Have you ever been into the AWS console and been completely baffled about all the concepts and jargon? You’ve got: Security Groups, Inbound rules, VPC’s, Subnets, Internet Gateways, NAT, ENI’s and all of them are related to networking somehow. Put simply: there’s a lot to AWS networking. So if you’re going to break into it somehow you need to know what to focus on: the fundamentals.
Today we’re going to be going through the main networking components you should be familiar with in AWS. We’ll talk you through why you’d need the component, what it is and how you’d use it. Throughout the article we’ll be building up an example of running a web server in a public subnet as part of our own VPC.
By the end of this article you’ll understand the main networking concepts: Private IP’s, Virtual Private Cloud (VPC), Classless Inter Domain Routing (CIDR), Subnets, Internet Gateways and Security Groups and use these to implement a basic network design.

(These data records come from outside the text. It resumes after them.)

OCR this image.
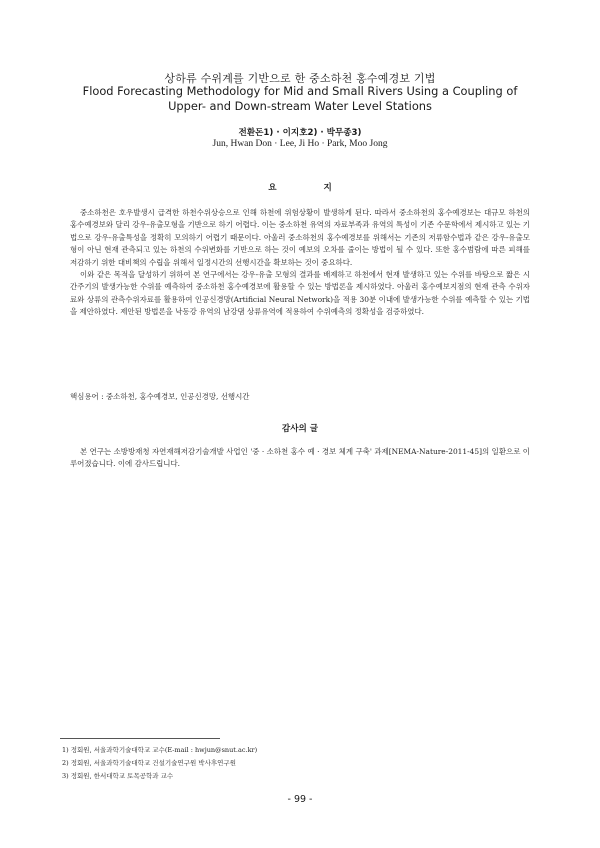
상하류 수위계를 기반으로 한 중소하천 홍수예경보 기법
Flood Forecasting Methodology for Mid and Small Rivers Using a Coupling of Upper- and Down-stream Water Level Stations
전환돈1) · 이지호2) · 박무종3)
Jun, Hwan Don · Lee, Ji Ho · Park, Moo Jong
요 지

중소하천은 호우발생시 급격한 하천수위상승으로 인해 하천에 위험상황이 발생하게 된다. 따라서 중소하천의 홍수예경보는 대규모 하천의 홍수예경보와 달리 강우-유출모형을 기반으로 하기 어렵다. 이는 중소하천 유역의 자료부족과 유역의 특성이 기존 수문학에서 제시하고 있는 기법으로 강우-유출특성을 정확히 모의하기 어렵기 때문이다. 아울러 중소하천의 홍수예경보를 위해서는 기존의 저류함수법과 같은 강우-유출모형이 아닌 현재 관측되고 있는 하천의 수위변화를 기반으로 하는 것이 예보의 오차를 줄이는 방법이 될 수 있다. 또한 홍수범람에 따른 피해를 저감하기 위한 대비책의 수립을 위해서 일정시간의 선행시간을 확보하는 것이 중요하다.

이와 같은 목적을 달성하기 위하여 본 연구에서는 강우-유출 모형의 결과를 배제하고 하천에서 현재 발생하고 있는 수위를 바탕으로 짧은 시간주기의 발생가능한 수위를 예측하여 중소하천 홍수예경보에 활용할 수 있는 방법론을 제시하였다. 아울러 홍수예보지점의 현재 관측 수위자료와 상류의 관측수위자료를 활용하여 인공신경망(Artificial Neural Network)을 적용 30분 이내에 발생가능한 수위를 예측할 수 있는 기법을 제안하였다. 제안된 방법론을 낙동강 유역의 남강댐 상류유역에 적용하여 수위예측의 정확성을 검증하였다.

핵심용어 : 중소하천, 홍수예경보, 인공신경망, 선행시간
감사의 글

본 연구는 소방방재청 자연재해저감기술개발 사업인 '중 · 소하천 홍수 예 · 경보 체계 구축' 과제[NEMA-Nature-2011-45]의 일환으로 이루어졌습니다. 이에 감사드립니다.

1) 정회원, 서울과학기술대학교 교수(E-mail : hwjun@snut.ac.kr)
2) 정회원, 서울과학기술대학교 건설기술연구원 박사후연구원
3) 정회원, 한서대학교 토목공학과 교수
- 99 -
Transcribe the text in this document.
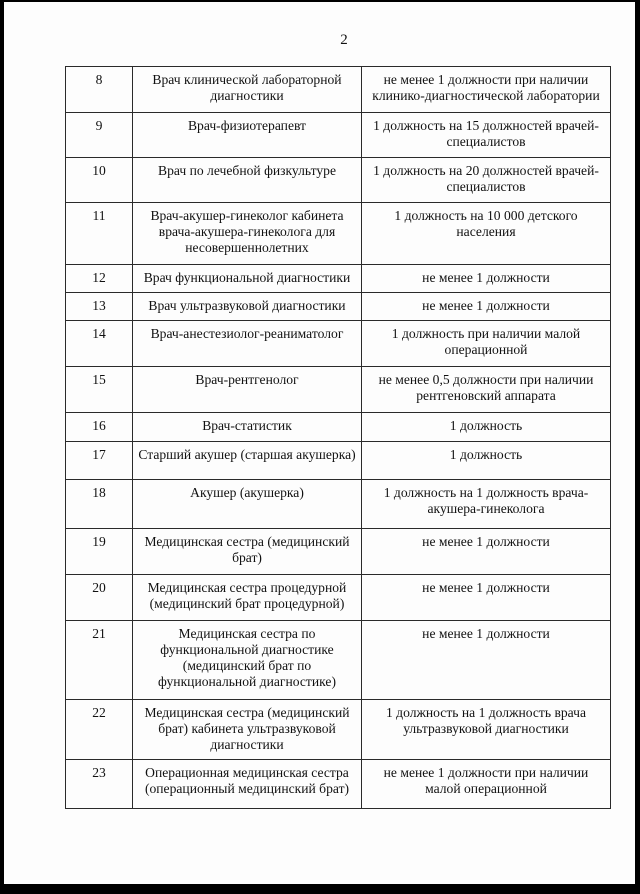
2
8	Врач клинической лабораторной диагностики	не менее 1 должности при наличии клинико-диагностической лаборатории
9	Врач-физиотерапевт	1 должность на 15 должностей врачей-специалистов
10	Врач по лечебной физкультуре	1 должность на 20 должностей врачей-специалистов
11	Врач-акушер-гинеколог кабинета врача-акушера-гинеколога для несовершеннолетних	1 должность на 10 000 детского населения
12	Врач функциональной диагностики	не менее 1 должности
13	Врач ультразвуковой диагностики	не менее 1 должности
14	Врач-анестезиолог-реаниматолог	1 должность при наличии малой операционной
15	Врач-рентгенолог	не менее 0,5 должности при наличии рентгеновский аппарата
16	Врач-статистик	1 должность
17	Старший акушер (старшая акушерка)	1 должность
18	Акушер (акушерка)	1 должность на 1 должность врача-акушера-гинеколога
19	Медицинская сестра (медицинский брат)	не менее 1 должности
20	Медицинская сестра процедурной (медицинский брат процедурной)	не менее 1 должности
21	Медицинская сестра по функциональной диагностике (медицинский брат по функциональной диагностике)	не менее 1 должности
22	Медицинская сестра (медицинский брат) кабинета ультразвуковой диагностики	1 должность на 1 должность врача ультразвуковой диагностики
23	Операционная медицинская сестра (операционный медицинский брат)	не менее 1 должности при наличии малой операционной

Maybe right now you’re thinking:
But, I’m a software engineer? Do I really need to know about networking? Isn’t that the job of operations or something? I already have a lot on my plate, why would I take on one more thing?
But you’d be right to ask the question!
If that’s you, and you’re not yet convinced about why you should learn AWS networking fundamentals then let me give you two big reasons…
Whether you’re launching a simple EC2 or even Lambda these networking topics: VPC’s, security groups etc will arise. And they’ll pose a constant distraction where you’re saying “Oh, I’ll just ignore that for now”. And you ignore it, and you ignore it.
But over time not understanding these fundamentals will start to waste your time, as you wrestle with features you don’t really understand. Even if you’re a bog-standard application developer at some point you’re going to come into contact with the AWS networking fundamentals we’re covering today and it’s going to make your life a lot easier.
2. Understanding AWS networking fundamentals allows you to implement fundamentally better solutions.
If you’ve got a hammer — everything’s a nail.
If you’re not aware of what’s possible at a network level you’ll perpetually implement sub-optimal solutions at the application level. I’m guilty of doing this in the past, implementing things like IP whitelisting inside of the application when ideally they should be in the network level.
When you know what is possible at the network level (even if you can’t necessarily implement it) it will allow you to challenge your own architectures and designs to come up with fundamentally better software.
Working in cloud native environments is becoming more and more common. Engineers are now required more than ever to step out of the realms of pure application development and to actually understand infrastructure concerns, like networking. More is demanded of you.
Okay so that concludes why we’d want to learn these networking concepts — let’s talk about how we’re actually going to do it.
My preferred way of learning in the cloud is via infrastructure-as-code.
Why? Because it allows me to write the infrastructure as code in my own time, prepare the changes and execute them when I’m ready.
Not only does infrastructure-as-code enable a nice workflow, but undo-ing mistakes and keeping a history in version control simply makes life that bit less stressful.
So as we go through the networking concepts today I’ll also give you snippets of terraform infrastructure-as-code. Don’t worry if you’re not familiar with Terraform as the snippets are small you shouldn’t need any prior knowledge. The snippets are mainly there to show you what types of arguments (or properties) that you’d need to pass when creating those resources.
And of course, practical learning is the best. So when we’re done with reading the article, you can find, clone and run the full code example from this repo and experiment with the infrastructure as you please.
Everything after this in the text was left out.